Women who suffer with psychotic conditions who become pregnant are usually treated with antipsychotic drugs. The risks of harm to the offspring associated with exposure to these drugs, in utero or through breast-feeding, are unknown. We aimed to find good quality evidence from randomised controlled trials on the risks and benefits of antipsychotic drugs during pregnancy and breastfeeding for both the woman and the foetus/infant. We found none. Ethical constraints concerning randomisation of treatment for pregnant and breastfeeding women, the logistics of such a study and a lack of impetus from the pharmaceutical industry in this area may explain the lack of research. However, the continued use of antipsychotic drugs in these women during pregnancy and lactation without sound evidence raises serious clinical and ethical concerns.
Current guidelines and clinical practice for the use of antipsychotic drugs in women with non-affective disorders during pregnancy and postpartum are not based on evidence from randomised controlled trials. Although ethical concerns have to date precluded the use of randomised controlled trials to address this research topic, the continued use of antipsychotic drugs in this group of women in itself poses significant clinical and ethical problems. Evidence is required from large pragmatic trials that reflect routine clinical practice, examine a broad range of outcomes and accurately quantify risks and benefits to both mothers and their offspring, so that comparison between different treatment options can be made.
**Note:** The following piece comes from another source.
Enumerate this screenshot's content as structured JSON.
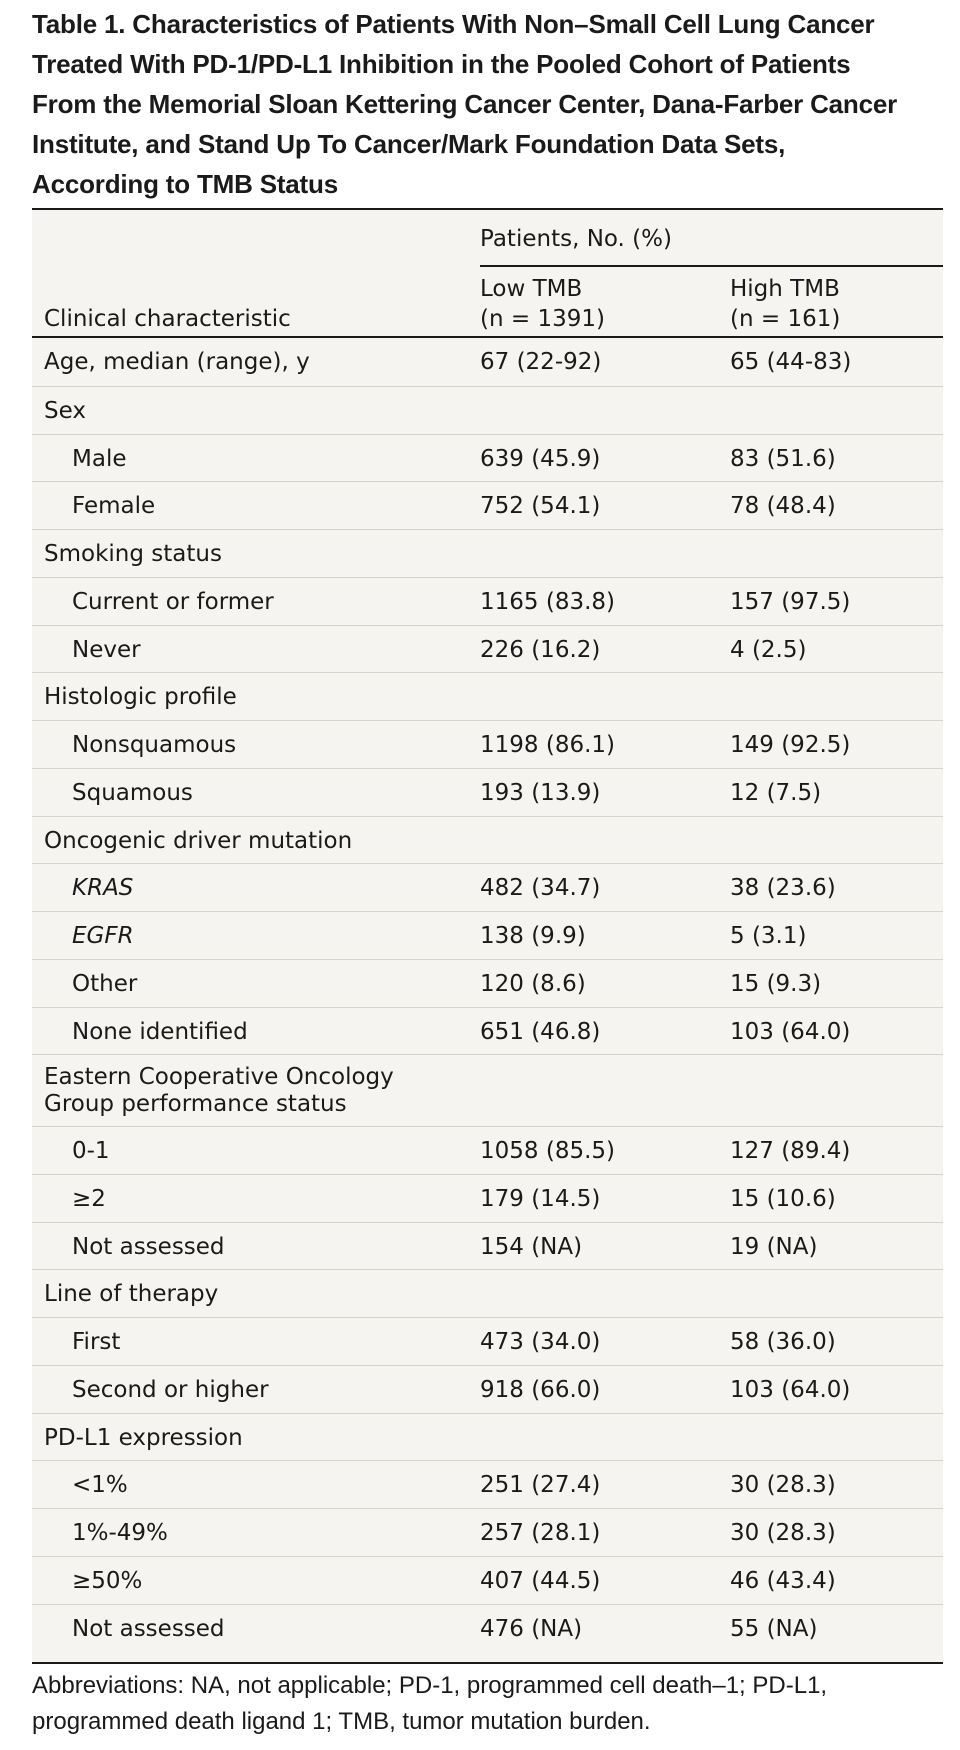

Antipsychotics are commonly prescribed for women suffering psychotic illnesses during pregnancy and the postpartum period. The potential adverse consequences of these different options are multiple and complex, impacting on the foetus, neonate, infant and early development of the child as well as the woman herself.
To establish whether the benefits of taking antipsychotic drugs outweigh the risks for pregnant or post partum women.
The Cochrane Schizophrenia Group's Register (January 2003) was searched in order to identify all published trials of women during pregnancy or the postpartum period. We inspected all references of all identified studies. If any studies had been found, the first authors of each included study would have been contacted.
Randomised controlled clinical trials investigating the effects of any type of antipsychotic drug compared with any other treatment option (including standard psychosocial care, any other antipsychotic drug, or an alternative therapy such as electro-convulsive therapy or cognitive behavioural therapy) and involving pregnant women and/or women during the postpartum period diagnosed with a non-affective psychotic disorder.
Citations, and where possible, abstracts were independently inspected by reviewers and the papers ordered were scrutinised and quality assessed. Data would have been extracted independently by at least two reviewers. Binary outcomes were to have been analysed using Relative Risks (RR) and their 95% Confidence Intervals (CI).
We found no trials that met the broad inclusion criteria.